Loosing all the object statistics after a major version upgrade of PostgreSQL with pg_upgrade is one of the real paint points in PostgreSQL. Collecting/generating the statistics can take much longer than the actual upgrade which is quite painful. A first the to resolve this was already committed for PostgreSQL 18 and I’ve written about this here. Yesterday, another bit was committed in this area, and this time it is vacuumdb which got a new switch.

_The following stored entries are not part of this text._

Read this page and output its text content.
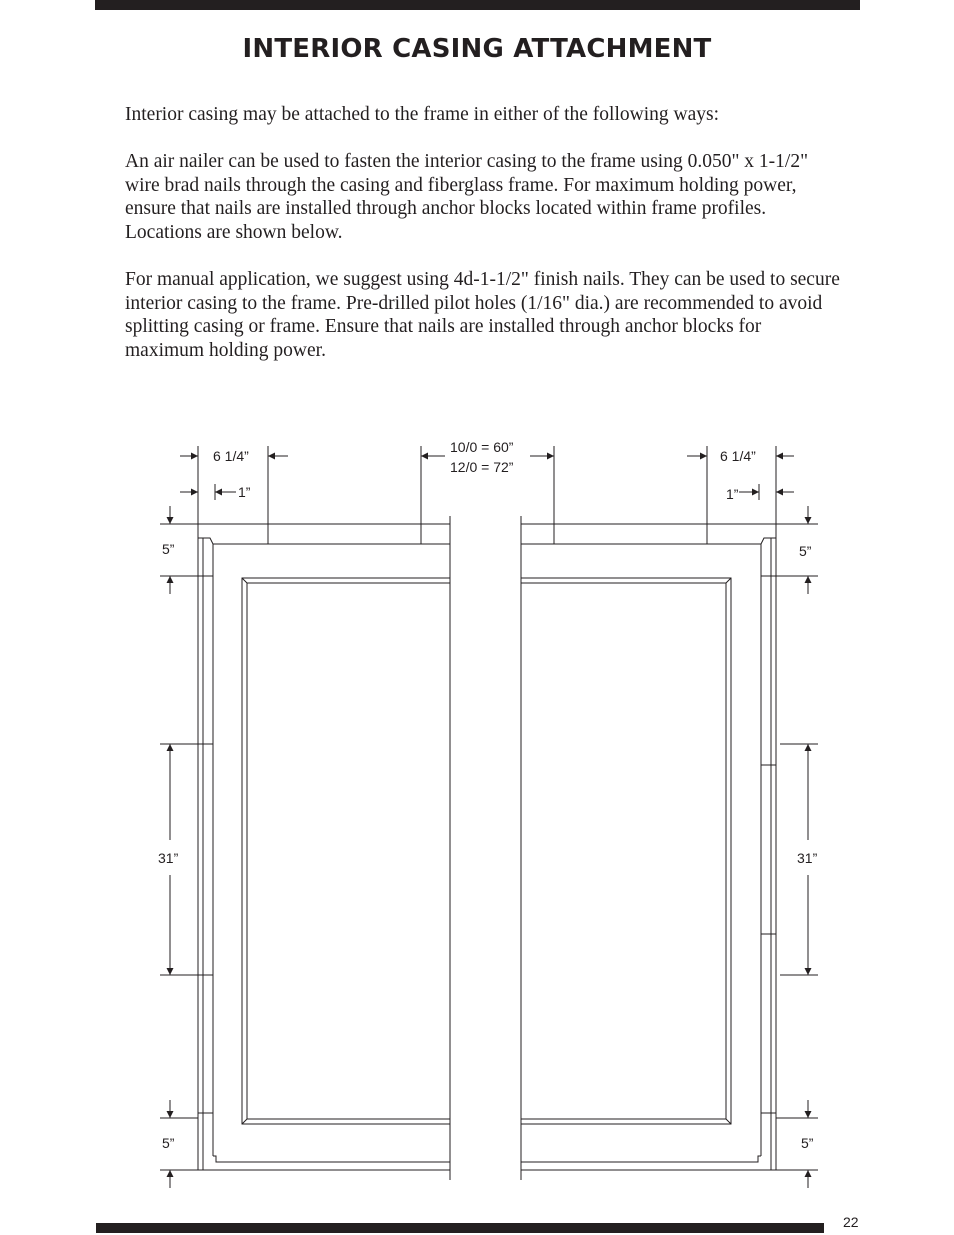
INTERIOR CASING ATTACHMENT

Interior casing may be attached to the frame in either of the following ways:

An air nailer can be used to fasten the interior casing to the frame using 0.050" x 1-1/2" wire brad nails through the casing and fiberglass frame. For maximum holding power, ensure that nails are installed through anchor blocks located within frame profiles. Locations are shown below.

For manual application, we suggest using 4d-1-1/2" finish nails. They can be used to secure interior casing to the frame. Pre-drilled pilot holes (1/16" dia.) are recommended to avoid splitting casing or frame. Ensure that nails are installed through anchor blocks for maximum holding power.

6 1/4”
1”
10/0 = 60”
12/0 = 72”
6 1/4”
1”
5”
31”
5”
5”
31”
5”
22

Before we can take a look at this we need an object without any statistics and an object which already has statistics::

postgres=# create table t ( a int, b text );
CREATE TABLE
postgres=# create table tt ( a int, b text );
CREATE TABLE
postgres=# insert into t select i, 'aaa' from generate_series(1,10) i;
INSERT 0 100
postgres=# insert into tt select i, 'aaa' from generate_series(1,1000000) i;
INSERT 0 1000000

The first insert will not trigger statistics collection, while second insert will trigger it:

postgres=# select relname, last_autoanalyze from pg_stat_all_tables where relname in ('t','tt');
 relname |       last_autoanalyze        
---------+-------------------------------
 tt      | 2025-03-20 10:18:03.745504+01
 t       | 
(2 rows)

What the new switch for vacuumdb is providing, is to only collect statistics on objects which do not have any:

postgres@pgbox:/home/postgres/ [pgdev] vacuumdb --help | grep missing
      --missing-stats-only        only analyze relations with missing statistics

Using that, we should see fresh statistics on the first table, but not on the second one:

postgres@pgbox:/home/postgres/ [pgdev] vacuumdb --analyze-only --missing-stats-only postgres
vacuumdb: vacuuming database "postgres"
postgres@pgbox:/home/postgres/ [pgdev] psql -c "select relname, last_analyze from pg_stat_all_tables where relname in ('t','tt');"
 relname |         last_analyze         
---------+------------------------------
 tt      | 
 t       | 2025-03-20 10:24:36.88391+01
(2 rows)

Nice. All the details here and, as usual, thanks to everybody involved in this.